Without a massive uplift in humanitarian support, more farmers and herders will be forced to abandon their land and this will severely damage Afghanistan’s food production capacity, and worsen the already staggering food insecurity figures.

SOUNDBITE (Pashto) Haji Khair Mohammad, nomad Panjwai, Kandahar:
“Due to current drought and lack of food for animal, our animals are very thin and skinny, they are not producing milk, also some of our animals died.”

Agriculture is the backbone of Afghan livelihoods and critical for Afghanistan’s economy. Protecting rural livelihoods is a core element of the immediate emergency humanitarian response to Afghanistan’s crisis, in addition to other lifesaving support.

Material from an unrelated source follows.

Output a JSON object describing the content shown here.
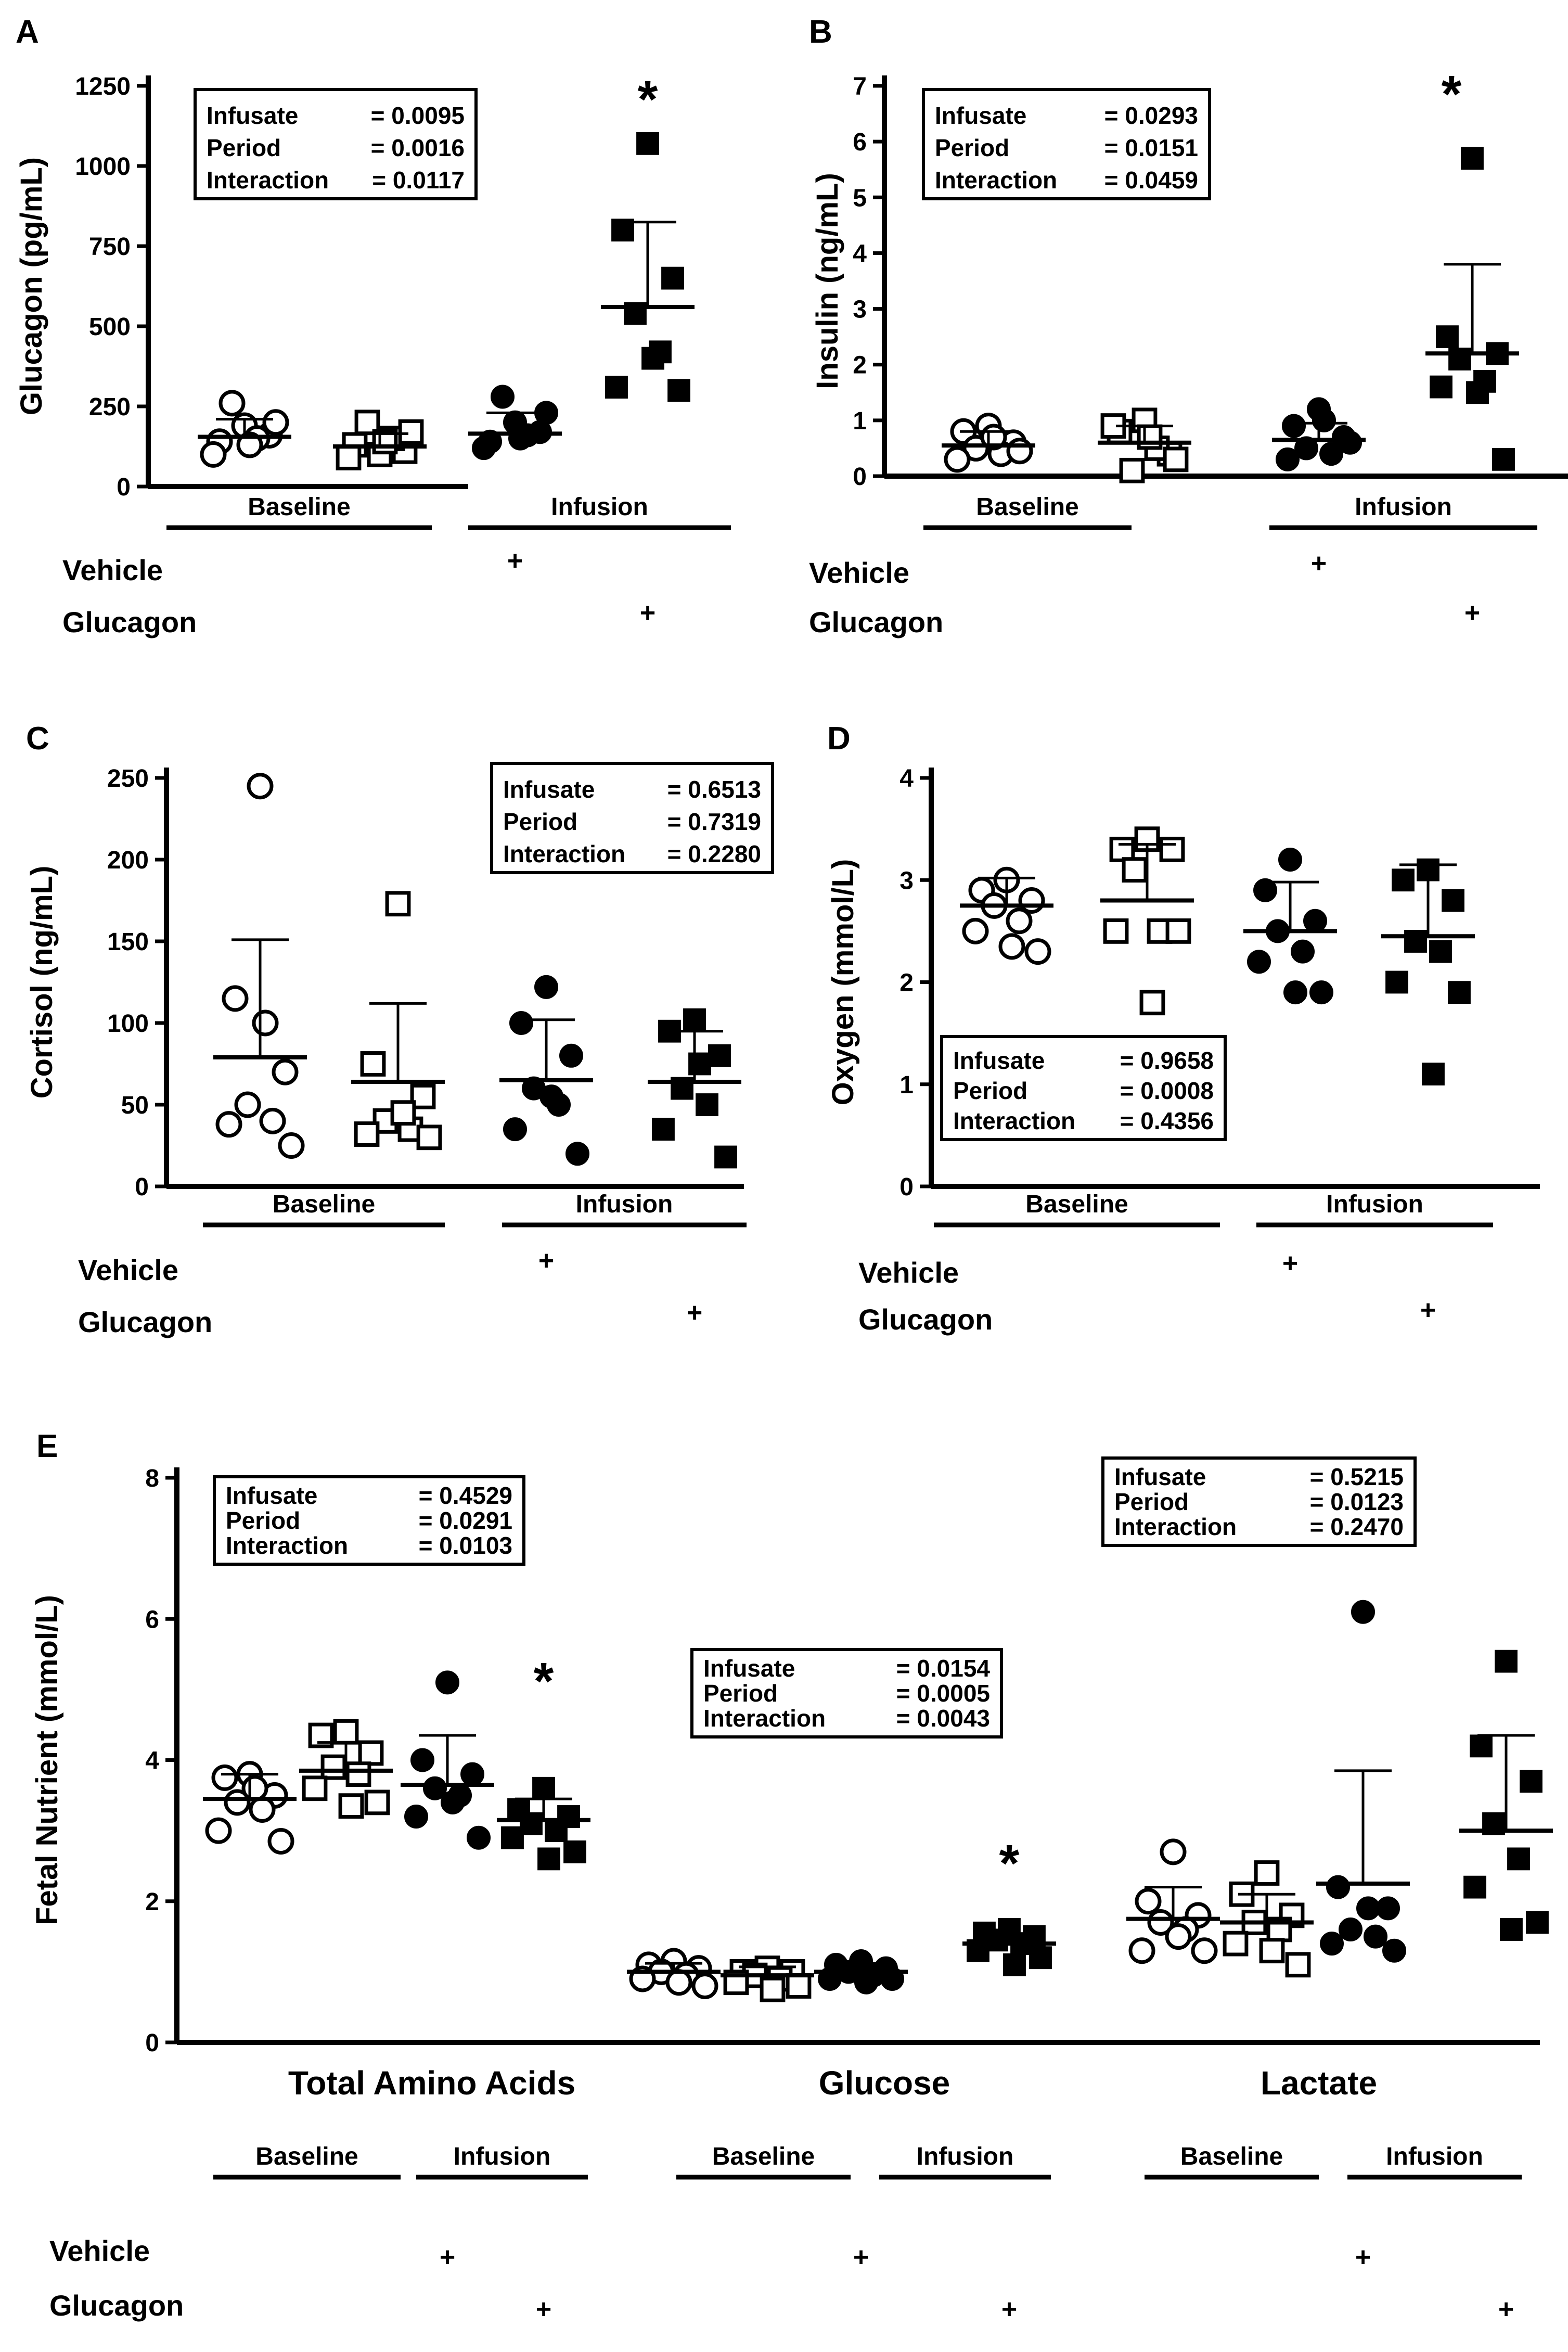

Around 70 percent of Afghans live in rural areas and agriculture accounts for at least 25 percent of GDP while an estimated 80 percent of all livelihoods depend directly or indirectly on agriculture.

SOUNDBITE (Pashto) Bibi Shah, a farmer from Shakiwan Tajiki village, Zendajan District:
“Our problem is that we don’t have wheat seed, fertilizers and also food items like rice, oil and wheat flour.”

FAO is currently distributing wheat cultivation packages for Afghanistan’s winter wheat season, including 50 kg of high quality and locally-supplied certified wheat seeds, along with training for farmers.

SOUNDBITE (English) Richard Trenchard, FAO Representative in Afghanistan:
“It is disastrous. Every farmer we’ve spoken to has lost almost all of their crops this year, they were forced to sell their livestock, and they’ve got no money at the moment. These seeds are absolutely vital.”

The campaign will benefit 1.3 million Afghans and will enable them to maintain their livelihoods in the coming weeks and months. For USD 150, a single package can help a family with its cereal needs for a year. This support is key for farmers to be able to stay in the farms and avoid resorting to rural migration in despair.

Esmatullah Mirzada, a farmer from Safar Khan village in Zendajan district, who has been recently assisted by FAO said “If we didn't get this bag of certified wheat seeds, we wouldn’t be able to cultivate wheat this year. This improved wheat seeds will grow a much better yield”

But the lean season before the harvest will be harsh and much more needs to be done to feed rural families and ensure their survival that means protecting their livestock to keep their valuable animals alive, healthy and productive.

FAO urgently needs USD 115 million to reach five million men, women and children this winter and for the Spring Response in 2022 to protect rural livelihoods. This funding request is part of FAO’s overall USD 200 million requirement for its humanitarian response in 2022.